Some people never learn.
A tweet from Vermont Sen. Bernie Sanders has yet again brought negative attention to Valeant Pharmaceuticals.
The drugmaker came under intense congressional scrutiny around this time last year for gouging prices on two life-saving heart drugs, Nitropress and Isuprel.
Now it has caught the ire of Sanders for jacking up the price of a lead-poison treatment it purchased in 2013. When Valeant bought the drug, a package of vials cost $950, but it now costs about $27,000, according to a report from STAT News.
While kids in Flint are poisoned by lead, Valeant charges $27,000 for the leading treatment. https://t.co/aHekRjp5A7
— Bernie Sanders (@SenSanders) October 11, 2016
Last year’s heart-drug scandal and accusations of accounting malfeasance from a short seller combined to bring the once high-flying company’s stock price down around 90%. It has yet to recover.
The fallout from all of that included the ouster of the company’s CEO, a bunch of federal and state investigations, and a congressional hearing in which Valeant executives and board members, including billionaire hedge fund manager Bill Ackman, promised to lower prices.
According to the company’s new CEO, though, they haven’t.
And now Valeant’s business practices are adding unnecessary pain to what can only be considered one of our country’s worst man-made tragedies: the water crisis in Flint, Michigan.
More from STAT:
“‘This is a drug that has long been a standard of care, and until recently it was widely accessible at an affordable price,’ said Dr.
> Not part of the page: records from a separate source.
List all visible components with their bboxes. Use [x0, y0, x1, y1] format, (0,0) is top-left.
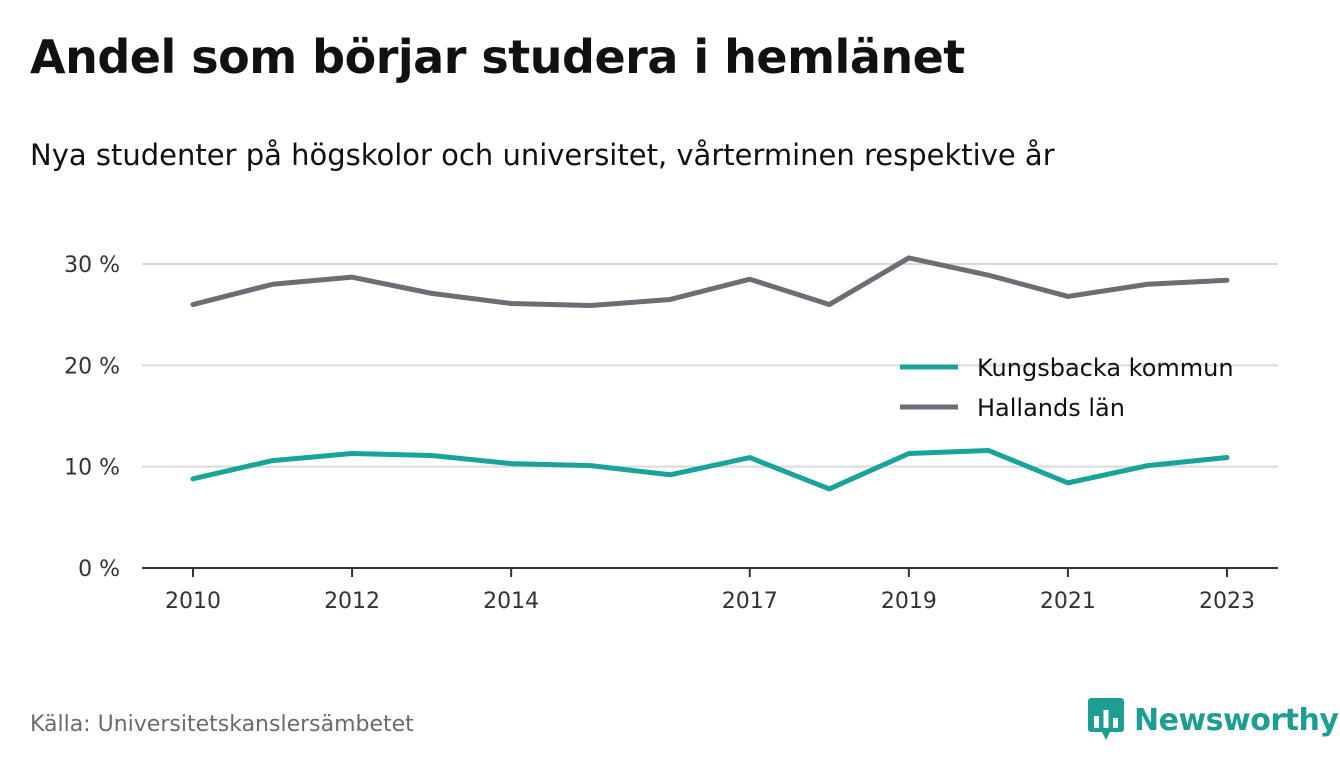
brand-logo[interactable]: Newsworthy: [1088, 698, 1339, 742]
x-tick-label: 2019: [881, 589, 937, 614]
x-tick-label: 2010: [165, 589, 221, 614]
y-tick-label: 10 %: [64, 456, 120, 481]
legend: Kungsbacka kommun Hallands län: [900, 354, 1234, 422]
series-line-kungsbacka: [190, 447, 1230, 492]
x-tick-label: 2023: [1199, 589, 1255, 614]
x-tick-label: 2014: [483, 589, 539, 614]
y-tick-label: 0 %: [78, 557, 120, 582]
x-tick-label: 2017: [722, 589, 778, 614]
x-tick-label: 2012: [324, 589, 380, 614]
series-lines: [190, 255, 1230, 492]
source-note: Källa: Universitetskanslersämbetet: [30, 712, 414, 737]
line-chart: 0 % 10 % 20 % 30 % 2010 2012 2014 2017 2019 2021…: [64, 253, 1278, 614]
legend-label-kungsbacka: Kungsbacka kommun: [977, 354, 1234, 382]
chart-subtitle: Nya studenter på högskolor och universit…: [30, 138, 1055, 172]
brand-name: Newsworthy: [1134, 702, 1339, 738]
x-tick-label: 2021: [1040, 589, 1096, 614]
y-axis: 0 % 10 % 20 % 30 %: [64, 253, 120, 582]
series-line-halland: [190, 255, 1230, 309]
legend-label-halland: Hallands län: [977, 394, 1125, 422]
y-tick-label: 30 %: [64, 253, 120, 278]
y-tick-label: 20 %: [64, 354, 120, 379]
bar-chart-speech-bubble-icon: [1088, 698, 1124, 740]
chart-title: Andel som börjar studera i hemlänet: [30, 30, 965, 84]
x-axis: 2010 2012 2014 2017 2019 2021 2023: [142, 567, 1278, 614]
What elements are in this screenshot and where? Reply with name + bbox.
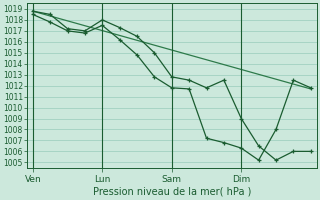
X-axis label: Pression niveau de la mer( hPa ): Pression niveau de la mer( hPa ) <box>92 187 251 197</box>
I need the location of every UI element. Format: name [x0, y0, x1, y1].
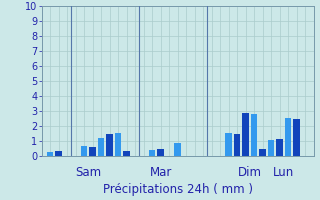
- Bar: [124, 151, 130, 156]
- Bar: [115, 133, 121, 156]
- Bar: [98, 138, 104, 156]
- Bar: [47, 152, 53, 156]
- Bar: [268, 140, 274, 156]
- Bar: [55, 151, 62, 156]
- Text: Dim: Dim: [238, 166, 262, 180]
- Text: Précipitations 24h ( mm ): Précipitations 24h ( mm ): [103, 183, 252, 196]
- Bar: [81, 146, 87, 156]
- Bar: [234, 134, 240, 156]
- Bar: [89, 147, 96, 156]
- Bar: [157, 149, 164, 156]
- Text: Lun: Lun: [273, 166, 294, 180]
- Bar: [174, 142, 181, 156]
- Bar: [243, 112, 249, 156]
- Bar: [293, 118, 300, 156]
- Bar: [251, 114, 257, 156]
- Text: Sam: Sam: [75, 166, 101, 180]
- Bar: [225, 133, 232, 156]
- Text: Mar: Mar: [149, 166, 172, 180]
- Bar: [276, 139, 283, 156]
- Bar: [107, 134, 113, 156]
- Bar: [285, 118, 291, 156]
- Bar: [149, 150, 155, 156]
- Bar: [260, 148, 266, 156]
Michael Kosnett, an associate clinical professor in the division of clinical pharmacology and toxicology at the University of Colorado’s School of Medicine and a consultant to the California Poison Control System, who has contacted Congress. ‘There’s no justification for the astronomical price increases by Valeant, which limit availability of the drug to children with life-threatening lead poisoning.'”
A representative from Valeant told STAT that the increased price helps the company improve access to the drug – an excuse we’ve heard before from other pharmaceutical companies such as Mylan, the maker of the EpiPen.